I worked with him daily trying to hear him make a new sound, or do something that would prove that they were wrong, but it never came. I questioned everything. I questioned therapists for a straight answer on quality of life. I questioned doctors, myself, my husband, and even God. I wondered what I had done so wrong during my life, my pregnancy, and after to deserve this diagnosis of severe, non verbal autism. It seemed like no one could tell me anything, and like God had abandoned me.

For about six months, I went through the motions. Go to therapy, practice the tasks at home, go to another therapy, continue. It was like walking through quicksand hoping that one day I would get through to the other side, but then realizing that I was sinking quickly, and might go under before I got there. My husband, he kept saying, “We love him, and a diagnosis does not change that.” I nodded and agreed, but inside I was screaming you jerk I am not saying I love him any less, but I am selfish and want a “normal” kid. My family and friends apologized, or even worse told me about a friend’s second cousin that had severe autism, and is now fine.

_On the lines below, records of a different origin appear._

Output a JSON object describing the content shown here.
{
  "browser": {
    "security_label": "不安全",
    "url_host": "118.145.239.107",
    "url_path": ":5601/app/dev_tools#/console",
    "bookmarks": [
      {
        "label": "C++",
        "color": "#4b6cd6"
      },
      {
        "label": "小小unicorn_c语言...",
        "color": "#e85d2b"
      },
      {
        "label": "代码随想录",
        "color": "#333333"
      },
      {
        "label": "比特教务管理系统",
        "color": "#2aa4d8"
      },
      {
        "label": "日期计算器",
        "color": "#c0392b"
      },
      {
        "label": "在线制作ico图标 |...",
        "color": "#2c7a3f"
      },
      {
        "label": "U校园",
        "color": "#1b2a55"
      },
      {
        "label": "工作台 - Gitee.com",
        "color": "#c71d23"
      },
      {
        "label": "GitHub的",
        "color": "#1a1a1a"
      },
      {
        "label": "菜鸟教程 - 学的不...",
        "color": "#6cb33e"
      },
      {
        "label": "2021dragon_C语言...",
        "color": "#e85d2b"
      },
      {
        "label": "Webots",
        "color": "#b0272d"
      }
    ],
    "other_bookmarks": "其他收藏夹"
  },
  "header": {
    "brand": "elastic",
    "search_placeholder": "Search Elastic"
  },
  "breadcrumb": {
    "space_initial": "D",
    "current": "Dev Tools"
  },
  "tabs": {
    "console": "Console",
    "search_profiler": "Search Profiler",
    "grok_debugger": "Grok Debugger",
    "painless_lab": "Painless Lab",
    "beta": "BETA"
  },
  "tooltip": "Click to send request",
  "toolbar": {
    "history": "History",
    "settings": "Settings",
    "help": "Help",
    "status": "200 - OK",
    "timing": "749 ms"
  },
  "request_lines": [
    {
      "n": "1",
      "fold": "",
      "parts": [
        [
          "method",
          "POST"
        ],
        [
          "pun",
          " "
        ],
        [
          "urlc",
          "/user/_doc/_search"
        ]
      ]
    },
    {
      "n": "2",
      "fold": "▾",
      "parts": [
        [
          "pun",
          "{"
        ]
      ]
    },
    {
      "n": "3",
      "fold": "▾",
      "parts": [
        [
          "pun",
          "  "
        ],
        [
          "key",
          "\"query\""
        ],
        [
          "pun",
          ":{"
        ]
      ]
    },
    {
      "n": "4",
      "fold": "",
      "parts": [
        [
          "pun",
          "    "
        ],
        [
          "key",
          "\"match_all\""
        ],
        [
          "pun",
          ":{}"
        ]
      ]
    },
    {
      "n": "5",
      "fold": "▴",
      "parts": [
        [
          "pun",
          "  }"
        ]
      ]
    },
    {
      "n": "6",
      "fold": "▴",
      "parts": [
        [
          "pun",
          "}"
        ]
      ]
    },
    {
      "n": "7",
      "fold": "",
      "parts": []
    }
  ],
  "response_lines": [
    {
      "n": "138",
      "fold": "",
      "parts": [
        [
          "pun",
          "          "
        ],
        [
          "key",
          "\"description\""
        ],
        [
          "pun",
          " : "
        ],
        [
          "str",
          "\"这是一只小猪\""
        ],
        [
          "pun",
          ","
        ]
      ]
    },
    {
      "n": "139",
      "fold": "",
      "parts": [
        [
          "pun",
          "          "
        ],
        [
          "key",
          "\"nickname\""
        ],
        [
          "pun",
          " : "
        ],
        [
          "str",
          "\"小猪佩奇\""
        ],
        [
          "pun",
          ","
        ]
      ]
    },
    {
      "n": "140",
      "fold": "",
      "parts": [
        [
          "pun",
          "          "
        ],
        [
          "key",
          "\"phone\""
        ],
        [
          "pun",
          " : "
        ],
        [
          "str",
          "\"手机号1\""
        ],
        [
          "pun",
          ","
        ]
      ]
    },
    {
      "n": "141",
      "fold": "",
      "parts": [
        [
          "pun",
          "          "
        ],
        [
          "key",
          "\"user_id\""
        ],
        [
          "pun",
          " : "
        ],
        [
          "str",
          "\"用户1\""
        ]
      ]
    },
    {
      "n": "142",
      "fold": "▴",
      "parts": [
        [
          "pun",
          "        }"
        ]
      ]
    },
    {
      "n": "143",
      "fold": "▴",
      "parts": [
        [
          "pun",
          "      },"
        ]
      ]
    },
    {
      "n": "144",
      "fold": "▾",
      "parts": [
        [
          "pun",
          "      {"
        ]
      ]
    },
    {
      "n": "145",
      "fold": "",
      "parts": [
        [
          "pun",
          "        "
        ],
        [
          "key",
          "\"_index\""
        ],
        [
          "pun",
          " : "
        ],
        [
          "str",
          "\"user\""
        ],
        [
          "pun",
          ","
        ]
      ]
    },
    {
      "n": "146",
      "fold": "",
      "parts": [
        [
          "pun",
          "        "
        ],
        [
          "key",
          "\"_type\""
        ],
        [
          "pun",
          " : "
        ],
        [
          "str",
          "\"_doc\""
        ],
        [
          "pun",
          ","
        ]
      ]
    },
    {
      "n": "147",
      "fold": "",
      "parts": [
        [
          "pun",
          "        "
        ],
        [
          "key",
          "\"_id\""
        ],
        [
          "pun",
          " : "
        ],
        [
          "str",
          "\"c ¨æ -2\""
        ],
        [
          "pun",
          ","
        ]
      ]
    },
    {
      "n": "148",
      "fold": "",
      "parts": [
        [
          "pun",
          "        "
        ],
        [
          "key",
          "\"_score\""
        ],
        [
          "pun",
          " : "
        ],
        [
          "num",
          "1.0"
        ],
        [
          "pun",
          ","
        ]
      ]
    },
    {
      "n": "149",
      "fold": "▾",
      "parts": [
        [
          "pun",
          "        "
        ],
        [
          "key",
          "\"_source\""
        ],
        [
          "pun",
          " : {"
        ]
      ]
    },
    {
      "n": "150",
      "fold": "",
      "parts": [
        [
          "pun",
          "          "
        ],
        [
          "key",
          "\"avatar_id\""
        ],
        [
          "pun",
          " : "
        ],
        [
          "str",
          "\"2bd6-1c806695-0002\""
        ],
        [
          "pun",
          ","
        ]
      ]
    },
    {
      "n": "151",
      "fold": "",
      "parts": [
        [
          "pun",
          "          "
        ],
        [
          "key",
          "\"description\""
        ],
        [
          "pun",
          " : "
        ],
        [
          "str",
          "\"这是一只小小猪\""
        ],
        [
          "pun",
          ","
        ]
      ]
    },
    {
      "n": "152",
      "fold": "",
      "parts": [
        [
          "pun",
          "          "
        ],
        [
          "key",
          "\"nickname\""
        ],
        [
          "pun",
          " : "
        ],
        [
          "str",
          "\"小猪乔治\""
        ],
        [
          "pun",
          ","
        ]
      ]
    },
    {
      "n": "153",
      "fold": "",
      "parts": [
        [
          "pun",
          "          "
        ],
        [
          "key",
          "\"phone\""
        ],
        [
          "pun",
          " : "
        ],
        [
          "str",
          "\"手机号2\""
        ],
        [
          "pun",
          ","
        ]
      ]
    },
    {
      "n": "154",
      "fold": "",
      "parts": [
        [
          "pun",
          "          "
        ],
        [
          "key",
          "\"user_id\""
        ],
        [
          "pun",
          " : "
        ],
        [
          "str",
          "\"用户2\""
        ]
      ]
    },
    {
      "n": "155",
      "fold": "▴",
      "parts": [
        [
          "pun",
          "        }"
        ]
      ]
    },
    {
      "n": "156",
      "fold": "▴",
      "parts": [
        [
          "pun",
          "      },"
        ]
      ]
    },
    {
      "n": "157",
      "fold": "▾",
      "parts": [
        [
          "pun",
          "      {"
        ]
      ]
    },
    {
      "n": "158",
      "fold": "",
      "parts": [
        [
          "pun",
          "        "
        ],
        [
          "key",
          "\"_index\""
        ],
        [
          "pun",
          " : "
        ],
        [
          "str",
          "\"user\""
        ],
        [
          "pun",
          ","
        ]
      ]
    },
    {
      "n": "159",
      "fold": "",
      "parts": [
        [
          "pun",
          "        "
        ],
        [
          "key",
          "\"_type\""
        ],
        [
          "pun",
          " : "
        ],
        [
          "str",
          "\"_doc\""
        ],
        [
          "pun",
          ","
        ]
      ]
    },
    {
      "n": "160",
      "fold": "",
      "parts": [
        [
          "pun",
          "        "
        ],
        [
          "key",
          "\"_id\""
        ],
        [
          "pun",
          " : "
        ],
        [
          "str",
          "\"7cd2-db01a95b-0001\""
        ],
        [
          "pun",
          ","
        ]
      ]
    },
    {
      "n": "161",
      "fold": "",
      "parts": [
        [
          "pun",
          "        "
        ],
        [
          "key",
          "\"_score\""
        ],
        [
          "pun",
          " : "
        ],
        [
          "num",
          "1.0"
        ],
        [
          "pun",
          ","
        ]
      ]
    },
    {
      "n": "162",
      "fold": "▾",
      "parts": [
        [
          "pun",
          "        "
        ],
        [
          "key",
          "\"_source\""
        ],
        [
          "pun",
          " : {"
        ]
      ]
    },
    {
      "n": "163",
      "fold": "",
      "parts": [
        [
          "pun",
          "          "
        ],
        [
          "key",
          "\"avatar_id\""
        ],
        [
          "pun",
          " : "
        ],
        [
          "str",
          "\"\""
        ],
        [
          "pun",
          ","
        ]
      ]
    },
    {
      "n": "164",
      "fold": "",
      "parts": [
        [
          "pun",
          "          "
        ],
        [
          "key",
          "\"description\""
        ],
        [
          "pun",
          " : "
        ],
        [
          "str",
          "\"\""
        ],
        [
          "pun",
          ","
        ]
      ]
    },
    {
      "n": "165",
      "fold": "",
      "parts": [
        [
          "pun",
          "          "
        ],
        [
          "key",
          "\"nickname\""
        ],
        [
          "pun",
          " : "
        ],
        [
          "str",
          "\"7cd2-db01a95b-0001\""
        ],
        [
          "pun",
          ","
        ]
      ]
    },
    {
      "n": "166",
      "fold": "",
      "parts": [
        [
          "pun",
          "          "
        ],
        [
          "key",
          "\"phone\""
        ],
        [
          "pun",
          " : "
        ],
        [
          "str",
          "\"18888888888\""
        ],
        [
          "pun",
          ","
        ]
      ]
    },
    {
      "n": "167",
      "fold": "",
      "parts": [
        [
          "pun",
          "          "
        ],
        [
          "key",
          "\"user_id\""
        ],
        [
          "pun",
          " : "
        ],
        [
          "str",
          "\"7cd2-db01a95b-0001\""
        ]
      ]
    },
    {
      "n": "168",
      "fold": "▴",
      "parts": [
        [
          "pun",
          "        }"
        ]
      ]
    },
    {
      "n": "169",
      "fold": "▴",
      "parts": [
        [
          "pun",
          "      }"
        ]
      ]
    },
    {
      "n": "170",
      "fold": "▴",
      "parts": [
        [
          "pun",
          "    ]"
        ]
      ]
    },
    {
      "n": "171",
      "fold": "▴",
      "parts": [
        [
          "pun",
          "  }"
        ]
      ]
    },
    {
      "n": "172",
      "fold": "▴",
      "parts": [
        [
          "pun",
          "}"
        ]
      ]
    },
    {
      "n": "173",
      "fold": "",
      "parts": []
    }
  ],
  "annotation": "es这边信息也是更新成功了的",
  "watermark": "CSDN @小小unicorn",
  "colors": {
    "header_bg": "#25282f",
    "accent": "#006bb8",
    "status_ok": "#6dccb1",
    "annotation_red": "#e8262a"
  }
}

At the time I did not want to hear lift me up stories about some long lost cousin that now lived a normal life. I wanted someone to listen, to let me cry, to hold me and tell me that even though it was not alright that one day it might be. I got that from a STRANGER. I was in Wal-Mart, and Keegan was having a meltdown. Normally, I would leave, but I had things that I had to get. I was grabbing them quickly when a woman tapped my arm. I was talking to Keegan, doing compressions, and anything else to try and calm him, so I figured I was just in her way. I moved over and said “sorry.” She said, “autism right?” I turned and shook my head. She said I was walking behind you for a while, and I heard and saw your interaction with him, and you are so patient. By this point I was in tears, and she said “It gets better. Maybe not today, maybe not tomorrow, but it does get better.” She walked away, and I could feel the tears about to come. I held them back, checked out, and got my son to the car. Then, they all came flowing out. The one thing I had needed to hear all those months, and a stranger said it. That day, my perspective changed. Yes, there are some days that I still feel depressed, anxious, and even hopeless, but more days than not I feel blessed to have Keegan in my life. He is the happiest, most loving little boy in the world most of the time, and he is MINE.

So, for any parents out there dealing with a new diagnosis, or for parents that have been dealing with it a while, but feel anxious or hopeless I give you these last words. It will get better. Maybe not “normal”, but better. It might not be today. It might not be tomorrow, but it will get better. So, stay strong, persevere, and fight for your child because you are stronger than you think.